Comme nous avons eu l’occasion de le mentionner à maintes reprises, la veille et la recherche d’information ne peuvent bien souvent pas être appréhendées à l’échelle d’une seule langue ou tout du moins uniquement en français.

Cela s’applique aussi bien à la veille concurrentielle, stratégique, marketing, réglementaire, scientifique, technique ou encore brevet.

Prenez par exemple une veille concurrentielle dans le secteur de l’industrie : il y a tout de même de bonnes chances que certains concurrents soient basés ou disposent d’une présence à l’étranger, notamment pour leurs sites de production.

De l’intérêt d’une veille multilingue

Un lancement de produit ou un événement peut avoir une résonance en de­hors des frontières.
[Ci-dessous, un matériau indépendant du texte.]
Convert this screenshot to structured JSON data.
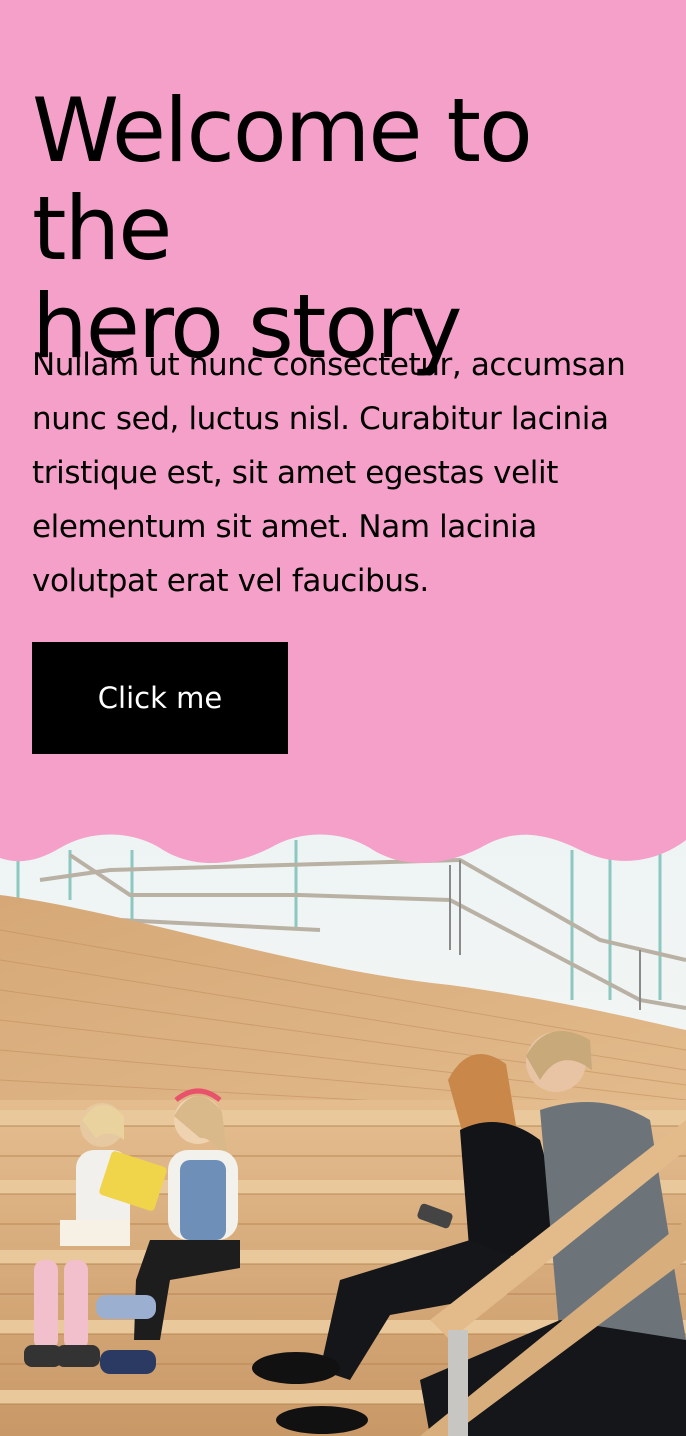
{
  "hero": {
    "title_line1": "Welcome to the",
    "title_line2": "hero story",
    "body": "Nullam ut nunc consectetur, accumsan nunc sed, luctus nisl. Curabitur lacinia tristique est, sit amet egestas velit elementum sit amet. Nam lacinia volutpat erat vel faucibus.",
    "button_label": "Click me"
  },
  "colors": {
    "background": "#f4a0c8",
    "button_bg": "#000000",
    "button_text": "#ffffff",
    "wood": "#d8a874"
  },
  "image": {
    "subject": "children and young adults sitting and reading on wooden library steps"
  }
}
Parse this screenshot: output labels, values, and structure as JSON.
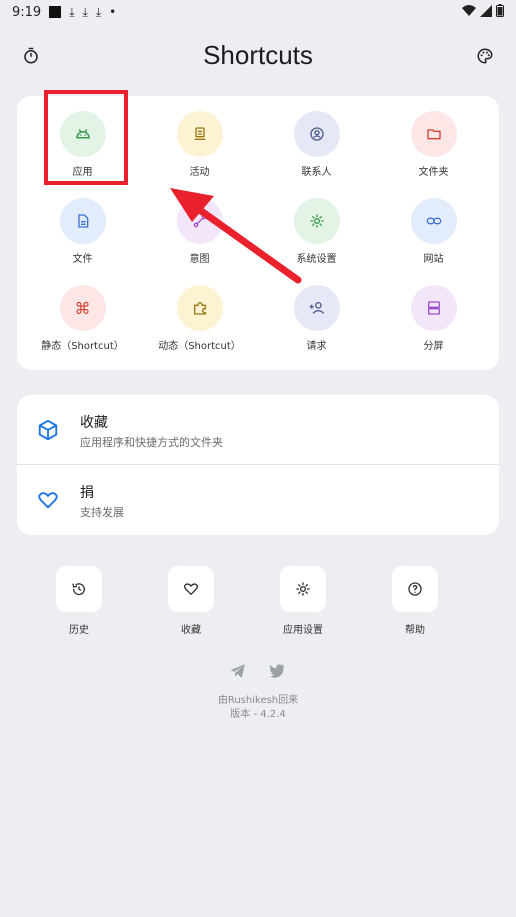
{
  "status_bar": {
    "time": "9:19"
  },
  "header": {
    "title": "Shortcuts"
  },
  "grid": [
    {
      "label": "应用",
      "icon": "android-icon",
      "bg": "#e3f4e6",
      "fg": "#3a9b4e"
    },
    {
      "label": "活动",
      "icon": "activity-icon",
      "bg": "#fdf3d3",
      "fg": "#9a7a12"
    },
    {
      "label": "联系人",
      "icon": "contact-icon",
      "bg": "#e5e8f6",
      "fg": "#4e5a8a"
    },
    {
      "label": "文件夹",
      "icon": "folder-icon",
      "bg": "#fde7e6",
      "fg": "#d04030"
    },
    {
      "label": "文件",
      "icon": "file-icon",
      "bg": "#e3ecfb",
      "fg": "#3d72d0"
    },
    {
      "label": "意图",
      "icon": "intent-icon",
      "bg": "#f3e6fb",
      "fg": "#9a4fc8"
    },
    {
      "label": "系统设置",
      "icon": "settings-icon",
      "bg": "#e3f4e6",
      "fg": "#3a9b4e"
    },
    {
      "label": "网站",
      "icon": "link-icon",
      "bg": "#e3ecfb",
      "fg": "#3d72d0"
    },
    {
      "label": "静态（Shortcut）",
      "icon": "command-icon",
      "bg": "#fde7e6",
      "fg": "#d04030"
    },
    {
      "label": "动态（Shortcut）",
      "icon": "puzzle-icon",
      "bg": "#fdf3d3",
      "fg": "#9a7a12"
    },
    {
      "label": "请求",
      "icon": "person-add-icon",
      "bg": "#e5e8f6",
      "fg": "#4e5a8a"
    },
    {
      "label": "分屏",
      "icon": "split-screen-icon",
      "bg": "#f3e6fb",
      "fg": "#9a4fc8"
    }
  ],
  "list": [
    {
      "title": "收藏",
      "subtitle": "应用程序和快捷方式的文件夹",
      "icon": "box-icon"
    },
    {
      "title": "捐",
      "subtitle": "支持发展",
      "icon": "heart-icon"
    }
  ],
  "bottom_actions": [
    {
      "label": "历史",
      "icon": "history-icon"
    },
    {
      "label": "收藏",
      "icon": "heart-icon"
    },
    {
      "label": "应用设置",
      "icon": "gear-icon"
    },
    {
      "label": "帮助",
      "icon": "help-icon"
    }
  ],
  "credit": {
    "line1": "由Rushikesh回来",
    "line2": "版本 - 4.2.4"
  },
  "colors": {
    "accent": "#1a73e8",
    "annotation": "#e8212d"
  }
}
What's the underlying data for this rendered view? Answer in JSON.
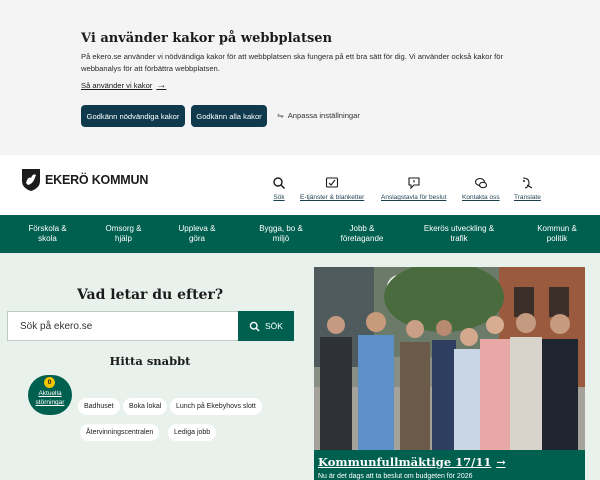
{
  "cookie": {
    "title": "Vi använder kakor på webbplatsen",
    "text": "På ekero.se använder vi nödvändiga kakor för att webbplatsen ska fungera på ett bra sätt för dig. Vi använder också kakor för webbanalys för att förbättra webbplatsen.",
    "link": "Så använder vi kakor",
    "accept_necessary": "Godkänn nödvändiga kakor",
    "accept_all": "Godkänn alla kakor",
    "customize": "Anpassa inställningar"
  },
  "header": {
    "logo_text": "EKERÖ KOMMUN",
    "utility": [
      {
        "label": "Sök",
        "icon": "search-icon"
      },
      {
        "label": "E-tjänster & blanketter",
        "icon": "e-services-icon"
      },
      {
        "label": "Anslagstavla för beslut",
        "icon": "notice-board-icon"
      },
      {
        "label": "Kontakta oss",
        "icon": "chat-icon"
      },
      {
        "label": "Translate",
        "icon": "translate-icon"
      }
    ]
  },
  "nav": {
    "items": [
      {
        "line1": "Förskola &",
        "line2": "skola"
      },
      {
        "line1": "Omsorg &",
        "line2": "hjälp"
      },
      {
        "line1": "Uppleva &",
        "line2": "göra"
      },
      {
        "line1": "Bygga, bo &",
        "line2": "miljö"
      },
      {
        "line1": "Jobb &",
        "line2": "företagande"
      },
      {
        "line1": "Ekerös utveckling &",
        "line2": "trafik"
      },
      {
        "line1": "Kommun &",
        "line2": "politik"
      }
    ]
  },
  "search": {
    "title": "Vad letar du efter?",
    "placeholder": "Sök på ekero.se",
    "button": "SÖK"
  },
  "quick": {
    "title": "Hitta snabbt",
    "status_count": "0",
    "status_line1": "Aktuella",
    "status_line2": "störningar",
    "chips": [
      "Badhuset",
      "Boka lokal",
      "Lunch på Ekebyhovs slott",
      "Återvinningscentralen",
      "Lediga jobb"
    ]
  },
  "feature": {
    "title": "Kommunfullmäktige 17/11",
    "subtitle": "Nu är det dags att ta beslut om budgeten för 2026"
  },
  "colors": {
    "primary_green": "#00604f",
    "dark_blue": "#0f3a4e",
    "badge_yellow": "#f5c400",
    "page_bg": "#e8f1ec"
  }
}
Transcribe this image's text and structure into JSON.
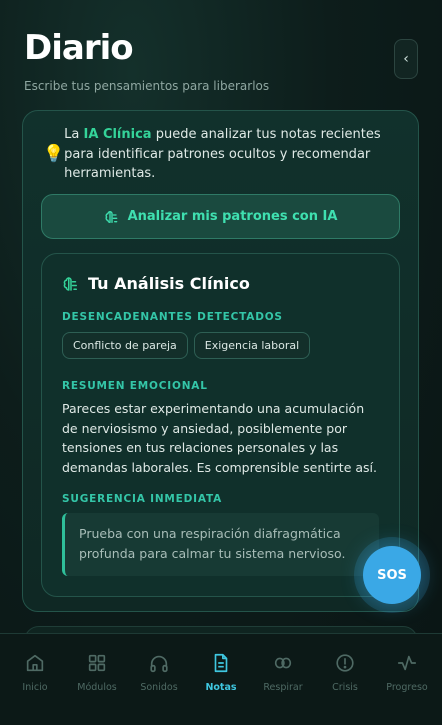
{
  "header": {
    "title": "Diario",
    "subtitle": "Escribe tus pensamientos para liberarlos",
    "back_glyph": "‹"
  },
  "intro": {
    "prefix": "La ",
    "highlight": "IA Clínica",
    "suffix": " puede analizar tus notas recientes para identificar patrones ocultos y recomendar herramientas."
  },
  "analyze_button": {
    "label": "Analizar mis patrones con IA",
    "icon": "brain-icon"
  },
  "analysis": {
    "title": "Tu Análisis Clínico",
    "triggers_label": "DESENCADENANTES DETECTADOS",
    "triggers": [
      "Conflicto de pareja",
      "Exigencia laboral"
    ],
    "summary_label": "RESUMEN EMOCIONAL",
    "summary": "Pareces estar experimentando una acumulación de nerviosismo y ansiedad, posiblemente por tensiones en tus relaciones personales y las demandas laborales. Es comprensible sentirte así.",
    "suggestion_label": "SUGERENCIA INMEDIATA",
    "suggestion": "Prueba con una respiración diafragmática profunda para calmar tu sistema nervioso."
  },
  "sos_label": "SOS",
  "nav": [
    {
      "label": "Inicio",
      "icon": "home-icon",
      "active": false
    },
    {
      "label": "Módulos",
      "icon": "grid-icon",
      "active": false
    },
    {
      "label": "Sonidos",
      "icon": "headphones-icon",
      "active": false
    },
    {
      "label": "Notas",
      "icon": "note-icon",
      "active": true
    },
    {
      "label": "Respirar",
      "icon": "lungs-icon",
      "active": false
    },
    {
      "label": "Crisis",
      "icon": "alert-icon",
      "active": false
    },
    {
      "label": "Progreso",
      "icon": "activity-icon",
      "active": false
    }
  ],
  "colors": {
    "accent_green": "#34d399",
    "accent_cyan": "#3fc7e0",
    "sos_blue": "#3aa8e6",
    "background": "#0d1d1b"
  }
}
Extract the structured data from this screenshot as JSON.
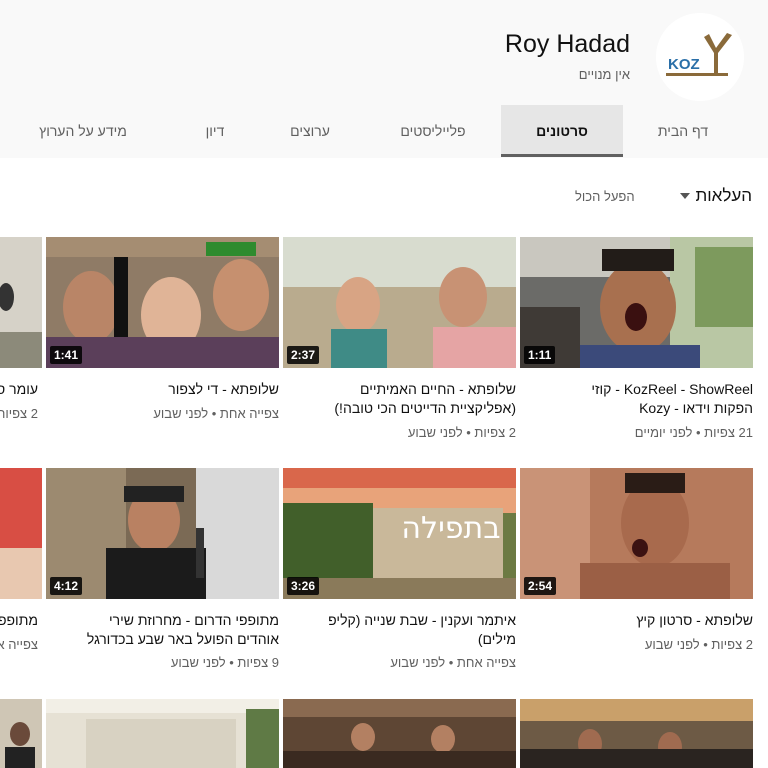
{
  "channel": {
    "name": "Roy Hadad",
    "subscribers": "אין מנויים",
    "logo_text": "KOZ"
  },
  "tabs": [
    {
      "label": "דף הבית"
    },
    {
      "label": "סרטונים"
    },
    {
      "label": "פלייליסטים"
    },
    {
      "label": "ערוצים"
    },
    {
      "label": "דיון"
    },
    {
      "label": "מידע על הערוץ"
    }
  ],
  "sort": {
    "label": "העלאות",
    "play_all": "הפעל הכול"
  },
  "videos_row1": [
    {
      "title": "KozReel - ShowReel - קוזי\nהפקות וידאו - Kozy",
      "meta": "21 צפיות • לפני יומיים",
      "duration": "1:11"
    },
    {
      "title": "שלופתא - החיים האמיתיים\n(אפליקציית הדייטים הכי טובה!)",
      "meta": "2 צפיות • לפני שבוע",
      "duration": "2:37"
    },
    {
      "title": "שלופתא - די לצפור",
      "meta": "צפייה אחת • לפני שבוע",
      "duration": "1:41"
    },
    {
      "title": "עומר ס",
      "meta": "2 צפיות",
      "duration": ""
    }
  ],
  "videos_row2": [
    {
      "title": "שלופתא - סרטון קיץ",
      "meta": "2 צפיות • לפני שבוע",
      "duration": "2:54"
    },
    {
      "title": "איתמר ועקנין - שבת שנייה (קליפ\nמילים)",
      "meta": "צפייה אחת • לפני שבוע",
      "duration": "3:26",
      "overlay": "בתפילה"
    },
    {
      "title": "מתופפי הדרום - מחרוזת שירי\nאוהדים הפועל באר שבע בכדורגל",
      "meta": "9 צפיות • לפני שבוע",
      "duration": "4:12"
    },
    {
      "title": "מתופפ",
      "meta": "צפייה א",
      "duration": ""
    }
  ],
  "colors": {
    "accent": "#606060",
    "header_bg": "#f9f9f9",
    "tab_active_bg": "#e6e6e6"
  }
}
Dès lors, suivre les retombées à l’international est également inévitable.

Et du côté de la veille scientifique et technique, on n’oubliera pas non plus qu’une grande partie des revues scienti­fiques sont en langue anglaise et non en français.

Veille stratégique et concurrentielle : la maîtrise de l’anglais est-elle suffisante ?

On serait tenté de penser qu’une bonne maîtrise de la langue anglaise pourrait suffire pour réaliser des veilles et des recherches d’informations à l’échelle planétaire. Malheureusement il n’en est rien...

Lorsque l’on s’intéresse à des problématiques économiques ou politiques, on arrive toujours à obtenir quelques informations en langue anglaise. Chaque pays ou presque dispose de quelques titres de presse en anglais, les sites institutionnels disposent généralement d’une version anglaise, les grands organismes internationaux susceptibles de couvrir l’actualité et les questions économiques de tous les pays du monde sont également en anglais, etc.

Mais dès que l’on aborde des questions sociétales, culturelles ou des événements avec un ancrage uniquement local, c’est une toute autre histoire...

D’ailleurs, il n’est pas rare que la version anglaise d’un site ne soit qu’une version très réduite de la version en langue locale !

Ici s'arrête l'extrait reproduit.